Speranza sono alcune sentenze (per prime quelle che hanno annullato i decreti di espulsione emessi ai danni dei manifestanti stranieri e in un caso, buon peso, anche di un’italiana) e su tutte quelle definitive e inesorabili della Corte Europea dei diritti dell’uomo che condannano l’Italia per tortura. Ma nessuna di loro può cancellare l’orrore, anzi semmai lo cristallizzano nel faticoso e a volte inutile tentativo di sanzionare i responsabili.Anche la speranza alla resa dei conti è imbrattata di sangue.
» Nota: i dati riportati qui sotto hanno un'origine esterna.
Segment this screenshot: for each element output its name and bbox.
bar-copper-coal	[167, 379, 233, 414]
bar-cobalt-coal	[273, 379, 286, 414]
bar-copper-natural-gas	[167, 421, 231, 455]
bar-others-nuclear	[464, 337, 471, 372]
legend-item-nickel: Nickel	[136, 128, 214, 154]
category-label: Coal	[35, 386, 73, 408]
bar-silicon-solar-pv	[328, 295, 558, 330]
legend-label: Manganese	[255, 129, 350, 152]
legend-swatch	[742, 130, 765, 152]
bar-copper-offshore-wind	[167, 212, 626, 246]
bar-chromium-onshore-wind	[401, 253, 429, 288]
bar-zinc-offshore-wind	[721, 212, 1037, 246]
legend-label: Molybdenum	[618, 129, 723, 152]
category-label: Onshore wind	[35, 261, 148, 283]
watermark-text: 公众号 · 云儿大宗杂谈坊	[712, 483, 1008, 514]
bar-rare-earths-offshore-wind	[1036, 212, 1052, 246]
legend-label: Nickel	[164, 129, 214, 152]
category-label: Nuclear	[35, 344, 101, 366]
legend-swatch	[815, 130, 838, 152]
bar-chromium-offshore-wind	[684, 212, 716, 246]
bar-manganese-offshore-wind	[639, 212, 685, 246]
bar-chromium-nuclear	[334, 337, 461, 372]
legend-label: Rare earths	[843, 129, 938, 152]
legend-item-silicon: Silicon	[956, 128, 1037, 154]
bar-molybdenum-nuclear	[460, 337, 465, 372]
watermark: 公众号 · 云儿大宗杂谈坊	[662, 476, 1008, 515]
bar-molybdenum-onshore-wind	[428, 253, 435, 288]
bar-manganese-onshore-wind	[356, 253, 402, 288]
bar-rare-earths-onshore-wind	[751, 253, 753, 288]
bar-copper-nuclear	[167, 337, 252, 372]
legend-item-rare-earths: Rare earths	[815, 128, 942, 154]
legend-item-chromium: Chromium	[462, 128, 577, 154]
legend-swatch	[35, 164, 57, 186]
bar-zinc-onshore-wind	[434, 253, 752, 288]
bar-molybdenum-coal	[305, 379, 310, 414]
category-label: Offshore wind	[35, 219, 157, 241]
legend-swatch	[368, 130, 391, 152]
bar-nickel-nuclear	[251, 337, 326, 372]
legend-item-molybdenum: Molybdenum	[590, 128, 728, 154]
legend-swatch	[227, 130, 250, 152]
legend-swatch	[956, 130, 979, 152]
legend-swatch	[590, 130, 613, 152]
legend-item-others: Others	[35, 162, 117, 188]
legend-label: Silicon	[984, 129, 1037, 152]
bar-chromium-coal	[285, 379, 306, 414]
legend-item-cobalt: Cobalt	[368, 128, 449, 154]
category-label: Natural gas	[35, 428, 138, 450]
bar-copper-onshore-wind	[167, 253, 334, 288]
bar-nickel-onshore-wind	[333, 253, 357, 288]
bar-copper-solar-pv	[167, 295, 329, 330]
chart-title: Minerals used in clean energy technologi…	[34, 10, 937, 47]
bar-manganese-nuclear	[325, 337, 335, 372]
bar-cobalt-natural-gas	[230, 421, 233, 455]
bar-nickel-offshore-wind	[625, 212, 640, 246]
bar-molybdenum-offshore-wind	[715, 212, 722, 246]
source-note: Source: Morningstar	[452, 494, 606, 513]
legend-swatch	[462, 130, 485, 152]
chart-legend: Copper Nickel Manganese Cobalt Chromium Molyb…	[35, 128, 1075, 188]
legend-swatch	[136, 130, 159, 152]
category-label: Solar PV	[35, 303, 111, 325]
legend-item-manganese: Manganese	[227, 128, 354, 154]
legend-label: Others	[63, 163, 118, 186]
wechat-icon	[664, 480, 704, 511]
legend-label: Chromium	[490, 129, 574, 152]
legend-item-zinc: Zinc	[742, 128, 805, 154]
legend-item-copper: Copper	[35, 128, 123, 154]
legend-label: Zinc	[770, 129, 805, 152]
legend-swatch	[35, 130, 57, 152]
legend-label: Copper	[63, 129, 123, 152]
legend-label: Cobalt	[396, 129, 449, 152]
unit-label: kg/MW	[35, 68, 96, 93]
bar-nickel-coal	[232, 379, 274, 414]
Alla fine chi ha vinto? mi chiede un mio giovane amico a bruciapelo mentre rincorro i miei pensieri. Verrebbe facilmente da rispondere che abbiamo perso tutti. Ma non è cosi. Molti di noi, e di certo i nostri sogni, ne sono usciti traumatizzati ma non piegati, in qualche modo anzi rinforzati, più lucidi e determinati. D’altronde se i nostri sogni e il diritto di averli facevano così paura da dover tentare di reprimerli con le botte, le torture e un omicidio, devono essere ben potenti e rivoluzionari. Forse per questo vent’anni dopo c’è ancora chi vuole toglierci le piazze.